From cosmic dust to the origin of our solar system

Dust rings discovered near Mercury and Venus’s orbits could be studied to understand the origin of planets

 
By Abida Khan
Published: Wednesday 13 March 2019
Several dust rings circling the Sun. Illustration: NASA’s Goddard Space Flight Center/Mary Pat Hrybyk-Keith

Cosmic dust or star dust has been floating all across space — either as scattered particles or in condensed rings. The rings usually form when dust grains are pulled into a planet’s orbit due to its gravitational force.

It is even present in the corners of our homes, settling along bookshelves and fans — our planet receives nearly 40,000 tonnes of space dust every year. But where does this dust come from?

Scientists believe that the cosmic dust is what’s left behind from asteroid or comet collisions, and can be traced back to collisions that happened during the big bang to the formation of galaxies and solar systems, including our own.

By studying this dust, scientists can literally travel back in time to the very beginning and understand how matter formed and ultimately led to the origin of life on Earth. A popular belief is that planets came together as mere grains of dust — born out of giant disks of gas and dust that circle young stars.

There are some theories that even suggest “interplanetary dust could deliver tiny organisms from far-off worlds to Earth, or send Earth-based organisms to other planets.”

In this backdrop, two NASA studies gain importance — one which found evidence for a dust ring around the Sun in Mercury’s orbit; and another that identified the source of dust rings recently discovered in Venus’ orbit.

In 2013, scientists confirmed a dust ring orbiting Venus — which turned out to be from a group of never-before-detected asteroids. Until then, it was believed that any dust near the Sun was likely to be coming from the asteroid belt between Mars and Jupiter, since this was the source of the giant dust ring in Earth’s orbit.

“I think the most exciting thing about this result is it suggests a new population of asteroids that probably holds clues to how the solar system formed,” Marc Kuchner, one of the authors of the Venus study and astrophysicist at NASA’s Goddard Space Flight Center, said in a press note.

Until the latest discoveries, it was believed that Sun’s heat would vaporise dust, sweeping the surrounding area clean. The two scientists, Guillermo Stenborg and Russell Howard, who found the dust ring near Mercury’s orbit were incidentally researching for such a dust-free space as part of NASA’s Parker Solar Probe research.

Instead, they discovered a haze of cosmic dust near Mercury’s orbit — forming a ring that is around 9.3 million miles wide. “People thought that Mercury, unlike Earth or Venus, is too small and too close to the Sun to capture a dust ring.

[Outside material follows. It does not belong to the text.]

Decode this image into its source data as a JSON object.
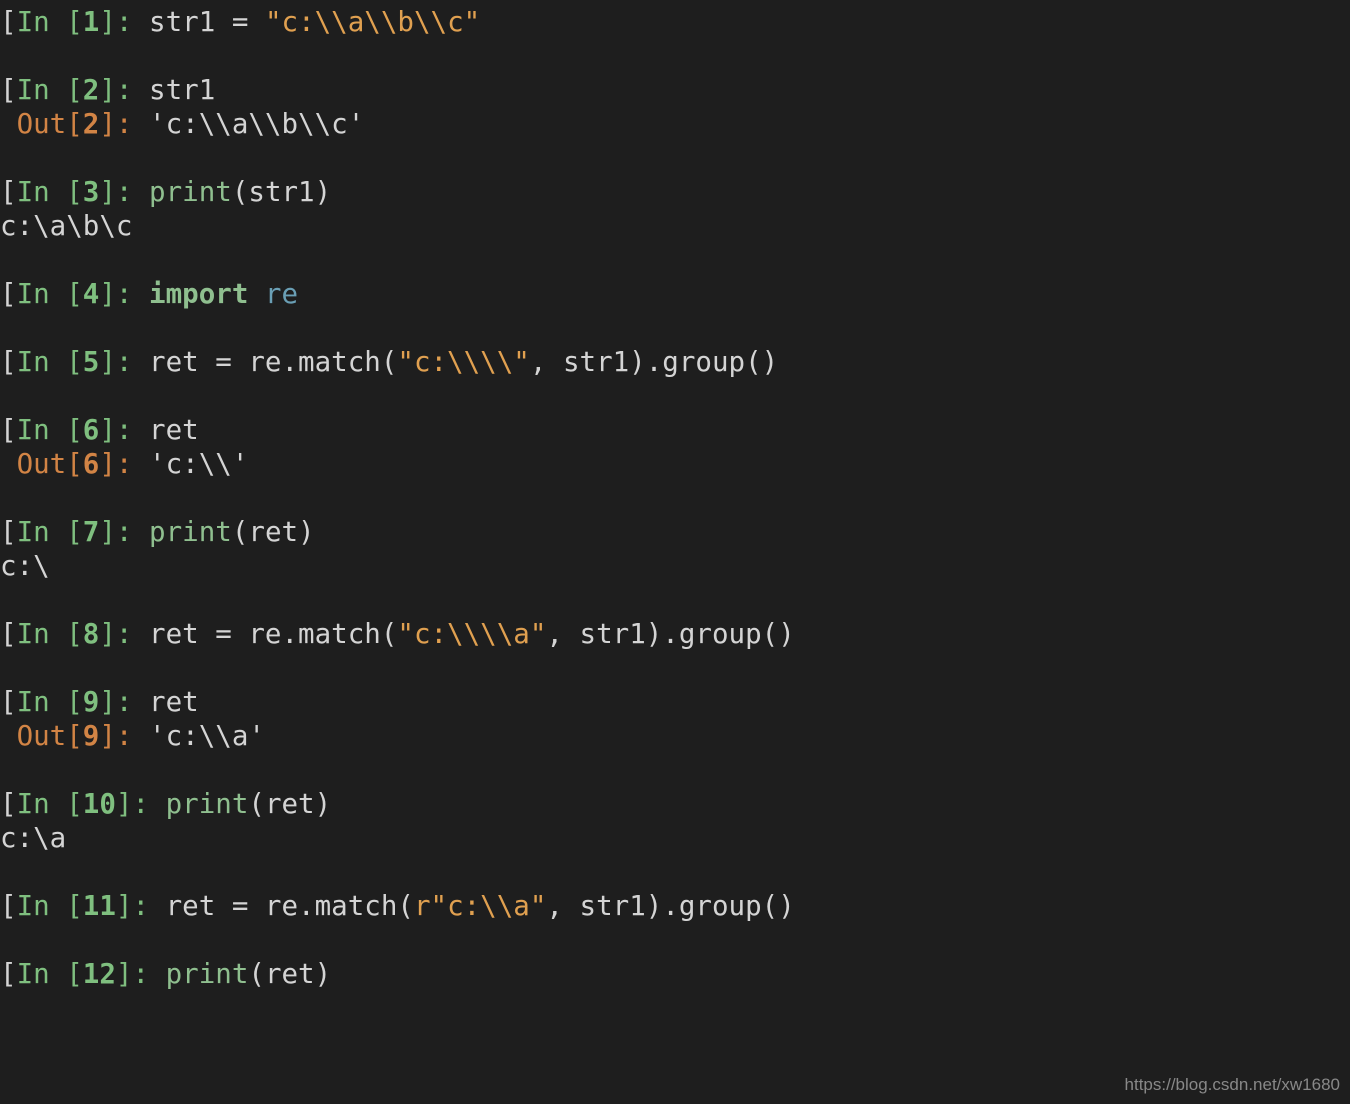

They expected that the solar wind and magnetic forces from the Sun would blow any excess dust at Mercury’s orbit away,” Stenborg was quoted as saying.

On the other hand, research into Venus’ dust ring suggests that the asteroids could have formed during the birth of our solar system, with some of them surviving till today. The findings add to potential detailed study of cosmic dust both in and outside of our solar system — to shed light on how life came into existence in the first place.

Kuchner added, “It’s not every day you get to discover something new in the inner solar system. This is right in our neighborhood.”